PageRank Damping Factor

“We assume page A has pages T1…Tn which point to it (i.e., are citations). The parameter d is a damping factor which can be set between 0 and 1. We usually set d to 0.85.”

What this means is that when Page A links to Page B, there is a percentage of Page A’s link value associated with Page B. In the original paper, the Google guys set this value to be 0.85; so 85%.

Then when Page B links to Page C, the factor 0.85 is applied again, which brings the link value of Page C down to 72.25%. And so on, until all link value has diluted.

This PageRank Damping factor is what I believe Google refers to when they talk about the ‘weight’ of a link. I believe that factor is one of the parameters Google plays with to give more or less weight to links in specific contexts.

So a link that is very prominent and has a high probability of being clicked on, will be subjected to a lower PageRank damping factor. For example, such a link will have a 0.90 damping factor, meaning only 10% of Page A’s link value is lost.

And links that have a low probability of being clicked on, such as links in the footer of a page, may have a much higher PageRank damping factor, and lose a lot more link value.

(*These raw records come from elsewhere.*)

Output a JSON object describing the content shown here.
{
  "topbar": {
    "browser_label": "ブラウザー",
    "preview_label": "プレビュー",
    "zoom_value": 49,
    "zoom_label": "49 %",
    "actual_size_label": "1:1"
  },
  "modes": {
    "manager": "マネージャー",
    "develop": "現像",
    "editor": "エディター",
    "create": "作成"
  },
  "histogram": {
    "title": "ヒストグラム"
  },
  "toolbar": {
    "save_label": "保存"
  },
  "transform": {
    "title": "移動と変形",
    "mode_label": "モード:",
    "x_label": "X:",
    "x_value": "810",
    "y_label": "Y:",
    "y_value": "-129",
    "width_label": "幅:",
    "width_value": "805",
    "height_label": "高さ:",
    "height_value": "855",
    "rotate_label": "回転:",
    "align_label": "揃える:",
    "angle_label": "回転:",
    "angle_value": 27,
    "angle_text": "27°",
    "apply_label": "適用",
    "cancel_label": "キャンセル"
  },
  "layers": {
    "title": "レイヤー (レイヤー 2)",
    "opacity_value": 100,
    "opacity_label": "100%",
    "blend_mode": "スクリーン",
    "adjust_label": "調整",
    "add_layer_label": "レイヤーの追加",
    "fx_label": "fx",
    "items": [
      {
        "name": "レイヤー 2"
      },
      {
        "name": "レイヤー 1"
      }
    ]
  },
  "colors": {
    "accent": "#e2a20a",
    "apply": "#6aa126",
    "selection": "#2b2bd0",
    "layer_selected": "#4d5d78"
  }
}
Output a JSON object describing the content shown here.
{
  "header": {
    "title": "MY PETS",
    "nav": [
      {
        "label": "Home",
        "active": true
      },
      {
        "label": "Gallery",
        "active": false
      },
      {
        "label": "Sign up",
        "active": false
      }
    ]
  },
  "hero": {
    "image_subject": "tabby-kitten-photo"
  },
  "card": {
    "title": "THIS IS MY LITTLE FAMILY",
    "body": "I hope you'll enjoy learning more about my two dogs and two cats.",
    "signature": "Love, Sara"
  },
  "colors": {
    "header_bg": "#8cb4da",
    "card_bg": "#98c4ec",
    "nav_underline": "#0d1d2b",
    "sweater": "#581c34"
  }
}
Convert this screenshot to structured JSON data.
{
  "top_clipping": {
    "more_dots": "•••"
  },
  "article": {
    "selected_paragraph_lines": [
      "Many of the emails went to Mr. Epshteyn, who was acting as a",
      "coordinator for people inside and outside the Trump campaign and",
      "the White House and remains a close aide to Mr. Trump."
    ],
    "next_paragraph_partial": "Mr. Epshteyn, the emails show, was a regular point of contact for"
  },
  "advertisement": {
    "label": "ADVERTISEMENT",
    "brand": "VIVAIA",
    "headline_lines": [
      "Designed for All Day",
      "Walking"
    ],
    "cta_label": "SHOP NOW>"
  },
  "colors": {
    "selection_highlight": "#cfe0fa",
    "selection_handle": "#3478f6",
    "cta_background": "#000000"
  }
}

[On a side note, this is why I believe subdirectories are better than subdomains: I think the PageRank damping factor for internal links within a single domain is set lower than the damping factor for cross-domain links. Because a subdomain is essentially a separate site, links from a subdomain to the main site are subjected to a higher damping factor than normal internal links within the same domain.]

PageRank and Redirects

Lastly, I want to discuss how PageRank flows through redirects. On several occasions, Googlers have stated that redirects function in the same way as links. Quoting Matt Cutts a few years ago:

“The amount of PageRank that dissipates through a 301 is currently identical to the amount of PageRank that dissipates through a link.”

Essentially, this means the PageRank damping factor applies to redirects in the same way as it applies to a link. Many SEOs interpreted this as a reason to stop worrying about redirects, but these SEOs would be wrong. A link loses PageRank, and so does a redirect.

This is why it’s so important that you make sure your internal links don’t result in redirects, because you’re causing extra PageRank to be lost on your site. A direct internal link would be Page A > Page B, and lose only 15% link value. When you have a redirect in the middle, you end up with Page A > Redirect > Page B, and you’d lose twice the amount PageRank in the process; the original link loses 15% value, and then the redirect also loses 15% value.

In recent times, Gary Illyes has confused matters by saying the following:

30x redirects don't lose PageRank anymore.
— Gary "鯨理" Illyes (@methode) July 26, 2016

I think Gary is mistaken in this simplistic statement (or at least somewhat inaccurate), mostly because we see that fixing redirects to point directly to final destination URLs tends to result in improved crawling and ranking for those URLs.

Now I admit I could be entirely wrong about this, but when reproducible observations clash with ‘official’ statements, I tend to go with my observations.

It’s All About The URL

While we are starting to see Google rank results without URLs (especially for knowledge graph entries), for the time being URLs will remain the cornerstone of the web. A webpage is essentially a URL with its associated content.

Web search engines like Google are founded on URLs. This is why, when it comes to non-web internet technologies such as smartphone apps, Google still wants to crawl them using URLs. Quoting from their App Indexing documentation:

“To get your app’s content indexed by Google, use the same URLs in your app that you use on your website and verify that you own both your app and your website. Google Search crawls the links on your website and serves them in Search results. Then, users who’ve installed your app on their devices go directly to the content in your app when they click on a link.”

Here, too, it’s all about the URL. When you truly understand that aspect of the web, and how search engines are fundamentally URL processing machines, then everything else will fall in to place.